Square One
“…The surface of a photograph might be matte or glossy, but it is always flat,” writes Graham Clarke. “The obvious nature of the point belies the implications for the photograph as a form of representation. The three-dimensional illusion it offers is based on the uninterrupted expansion of a flat surface which, unlike a painting, does not draw attention to itself.

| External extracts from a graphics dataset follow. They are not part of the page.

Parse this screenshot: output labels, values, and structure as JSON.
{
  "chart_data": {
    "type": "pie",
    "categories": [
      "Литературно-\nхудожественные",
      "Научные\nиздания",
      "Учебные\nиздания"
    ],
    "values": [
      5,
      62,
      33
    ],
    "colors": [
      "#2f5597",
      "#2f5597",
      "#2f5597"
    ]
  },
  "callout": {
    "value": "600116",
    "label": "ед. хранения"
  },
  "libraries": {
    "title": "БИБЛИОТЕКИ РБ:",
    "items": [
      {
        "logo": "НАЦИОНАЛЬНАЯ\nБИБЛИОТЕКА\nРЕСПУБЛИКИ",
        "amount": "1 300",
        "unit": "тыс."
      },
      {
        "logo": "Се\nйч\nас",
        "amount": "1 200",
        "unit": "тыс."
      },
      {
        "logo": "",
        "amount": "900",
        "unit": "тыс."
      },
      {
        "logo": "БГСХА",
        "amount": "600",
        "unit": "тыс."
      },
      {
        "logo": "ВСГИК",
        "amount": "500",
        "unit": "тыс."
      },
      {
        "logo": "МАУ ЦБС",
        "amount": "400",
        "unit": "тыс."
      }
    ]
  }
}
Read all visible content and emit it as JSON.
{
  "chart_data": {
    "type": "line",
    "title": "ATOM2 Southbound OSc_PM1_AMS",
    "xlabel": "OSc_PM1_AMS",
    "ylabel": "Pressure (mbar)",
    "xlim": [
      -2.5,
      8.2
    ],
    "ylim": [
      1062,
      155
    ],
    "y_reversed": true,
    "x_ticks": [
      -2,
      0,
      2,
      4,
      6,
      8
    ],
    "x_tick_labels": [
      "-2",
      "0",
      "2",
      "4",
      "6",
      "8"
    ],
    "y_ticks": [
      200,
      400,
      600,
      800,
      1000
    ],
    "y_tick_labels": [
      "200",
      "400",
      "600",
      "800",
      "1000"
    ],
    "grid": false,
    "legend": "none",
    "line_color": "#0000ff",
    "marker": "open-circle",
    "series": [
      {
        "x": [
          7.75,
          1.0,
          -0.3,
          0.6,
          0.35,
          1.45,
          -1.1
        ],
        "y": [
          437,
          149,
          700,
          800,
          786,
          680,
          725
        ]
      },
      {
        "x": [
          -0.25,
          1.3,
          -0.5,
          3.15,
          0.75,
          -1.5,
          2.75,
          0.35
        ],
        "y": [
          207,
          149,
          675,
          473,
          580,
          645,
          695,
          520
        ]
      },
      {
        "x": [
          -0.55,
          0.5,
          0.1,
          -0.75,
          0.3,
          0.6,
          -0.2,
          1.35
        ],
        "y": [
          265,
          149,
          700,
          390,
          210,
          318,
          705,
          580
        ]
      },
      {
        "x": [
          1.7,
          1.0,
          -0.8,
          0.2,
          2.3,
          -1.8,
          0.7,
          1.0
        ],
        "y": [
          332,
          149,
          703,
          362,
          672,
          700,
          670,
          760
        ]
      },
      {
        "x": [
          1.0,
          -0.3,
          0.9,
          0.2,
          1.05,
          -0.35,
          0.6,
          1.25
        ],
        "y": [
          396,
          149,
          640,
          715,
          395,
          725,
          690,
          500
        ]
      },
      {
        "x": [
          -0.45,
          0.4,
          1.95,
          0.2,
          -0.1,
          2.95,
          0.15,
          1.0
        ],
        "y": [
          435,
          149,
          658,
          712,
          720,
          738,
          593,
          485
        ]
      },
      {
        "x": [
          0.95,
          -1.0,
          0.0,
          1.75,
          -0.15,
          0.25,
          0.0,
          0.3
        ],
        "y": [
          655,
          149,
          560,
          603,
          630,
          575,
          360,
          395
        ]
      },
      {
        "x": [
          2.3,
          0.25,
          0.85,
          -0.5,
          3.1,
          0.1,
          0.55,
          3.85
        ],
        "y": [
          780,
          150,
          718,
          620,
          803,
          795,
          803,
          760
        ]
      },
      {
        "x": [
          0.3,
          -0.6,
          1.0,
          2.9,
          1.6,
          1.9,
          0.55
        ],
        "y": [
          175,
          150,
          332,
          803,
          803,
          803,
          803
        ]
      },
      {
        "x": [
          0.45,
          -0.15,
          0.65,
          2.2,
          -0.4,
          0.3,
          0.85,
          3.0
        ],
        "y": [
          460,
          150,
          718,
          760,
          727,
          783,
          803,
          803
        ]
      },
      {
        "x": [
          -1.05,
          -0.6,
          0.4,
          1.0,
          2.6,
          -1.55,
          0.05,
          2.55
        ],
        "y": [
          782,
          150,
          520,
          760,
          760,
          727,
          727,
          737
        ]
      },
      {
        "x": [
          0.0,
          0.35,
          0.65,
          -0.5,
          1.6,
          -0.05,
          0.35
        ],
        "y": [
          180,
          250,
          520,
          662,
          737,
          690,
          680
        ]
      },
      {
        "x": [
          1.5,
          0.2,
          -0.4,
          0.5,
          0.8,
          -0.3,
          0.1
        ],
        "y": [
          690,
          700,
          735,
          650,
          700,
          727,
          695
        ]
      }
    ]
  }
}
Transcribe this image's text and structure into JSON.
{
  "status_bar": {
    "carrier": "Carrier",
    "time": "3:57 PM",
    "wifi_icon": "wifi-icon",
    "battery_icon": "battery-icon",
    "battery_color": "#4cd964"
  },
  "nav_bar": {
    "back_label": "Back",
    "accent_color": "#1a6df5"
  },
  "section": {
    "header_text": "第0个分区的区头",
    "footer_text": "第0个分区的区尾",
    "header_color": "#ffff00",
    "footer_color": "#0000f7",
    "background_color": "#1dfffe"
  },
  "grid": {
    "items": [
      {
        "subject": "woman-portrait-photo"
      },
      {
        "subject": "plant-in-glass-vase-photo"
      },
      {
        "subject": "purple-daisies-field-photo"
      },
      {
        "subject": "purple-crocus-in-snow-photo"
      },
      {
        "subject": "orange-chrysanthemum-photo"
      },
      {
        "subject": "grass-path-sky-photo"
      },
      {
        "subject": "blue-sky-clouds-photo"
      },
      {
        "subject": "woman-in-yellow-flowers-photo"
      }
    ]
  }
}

Indeed, the photograph ‘buries’ its surface appearance, in favour of the illusion of depth and the promise of the actual.”
Timothy Dow-Adams, p. 77 Light Writing and Life Writing: Photography and Autobiography
‘Square One’ is the name I give to a body of work (a 5,000 word essay and an arrangement of installed photographs) produced for a group show called ‘There Will Be Others’ curated by ‘The Modern Language Experiment’ at Angus-Hughes gallery, London, Summer, 2012.
In this show I worked, wrote and discussed with fellow artists Tina Hage, Jeremy Ackerman, Matthew Stock and Keh Ng, the current status and valuation of photography in fine art – see: http://www.angus-hughes.com/There-will-be-others
Several other artists and writers made contributions to the show, to the accompanying booklet and to an evening debate.
Here I was able to successfully pursue latent issues of physicality and surface in my work much further than ever before.
To some degree I did away with the notion that photography was intrinsically related to picture-making or image-making and greatly emphasised its physical presence.
I used the gallery wall’s space as part of the work (influenced perhaps my many years of sculpture teaching), producing tessellations and gestalts.
I also used thick, angled blocks of varying shapes and sizes as mounts which invite the viewer to look at the works from various heights and angles.
Crisp white frames, of shining black ‘images’ stand proud of the blocks, entering vulnerably into the gallery space.
These blocks also appeared staged, alongside old safe-lights (related to the analog past) in a large print.
An accompanying essay. ‘One Or Two ways To Square One‘ appeared in the show’s accompanying booklet and will also be available soon in a limited edition artists book (news to follow).
I regard this show and this writing as unusually thorough, conclusive and satisfying, comprehensively underpinning my current thinking and position with regard to the medium of photography in and as art, rounding off debates within which I have been engaged for decades.